Statistical analysis.

Analysis of cage wash temperature through descriptive statistics (mean and SD) was performed using statistics software (GraphPad Prism 9.1.0, GraphPad Software, La Jolla, CA). Tunnel washer data are presented as mean ± SD.

Intercage transmission study.

No transmission of Cm to the pair-housed SW mice occurred. All samples collected from each of the 12 pairs of mice at the 0, 14, 30, 90, and 180 d timepoints were negative for Cm by PCR. Eleven of 12 racks remained positive for Cm by PCR at the end of the study.

Cage wash study.

Figure 2 provides the data logger temperature data for each tunnel washer run (n = 4). A temperature of at least 82 °C (180 °F) was recorded during each tunnel washer run. The mean maximum temperature for the 4 runs was 84 ± 1 °C (182 ± 2 °F). The mean amount of time recorded at greater than or equal to 82 °C (180 °F) was 16 ± 9 s for the 4 runs.
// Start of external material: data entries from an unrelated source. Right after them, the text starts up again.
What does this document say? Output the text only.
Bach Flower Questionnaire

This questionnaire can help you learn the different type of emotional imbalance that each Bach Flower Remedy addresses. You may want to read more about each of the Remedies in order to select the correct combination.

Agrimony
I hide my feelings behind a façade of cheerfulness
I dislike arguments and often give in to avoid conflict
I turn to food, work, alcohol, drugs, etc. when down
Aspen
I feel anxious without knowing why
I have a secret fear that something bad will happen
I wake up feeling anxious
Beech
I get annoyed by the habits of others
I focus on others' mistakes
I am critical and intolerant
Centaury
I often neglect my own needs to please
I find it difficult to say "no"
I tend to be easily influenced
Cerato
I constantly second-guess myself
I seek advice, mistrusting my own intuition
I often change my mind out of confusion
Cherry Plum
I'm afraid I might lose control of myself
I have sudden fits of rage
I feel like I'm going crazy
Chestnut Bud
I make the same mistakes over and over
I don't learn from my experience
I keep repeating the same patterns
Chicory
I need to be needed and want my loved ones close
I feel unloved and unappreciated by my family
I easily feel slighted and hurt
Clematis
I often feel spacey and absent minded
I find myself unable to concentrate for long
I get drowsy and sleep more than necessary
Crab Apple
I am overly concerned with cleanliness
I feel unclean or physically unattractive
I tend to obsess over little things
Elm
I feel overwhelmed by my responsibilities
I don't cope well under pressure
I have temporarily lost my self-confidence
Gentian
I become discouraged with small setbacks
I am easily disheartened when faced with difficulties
All 120 (100%) soiled cages (n = 120) were PCR positive for Cm (Table 1) before subsequent processing. None of the cages in the WA or TW group were PCR positive for Cm after processing (Table 1). All pooled fecal samples from SW and NSG mouse pairs in the WA, TW, or BR group were PCR negative when tested for Cm 4 wk after final exposure (Table 1).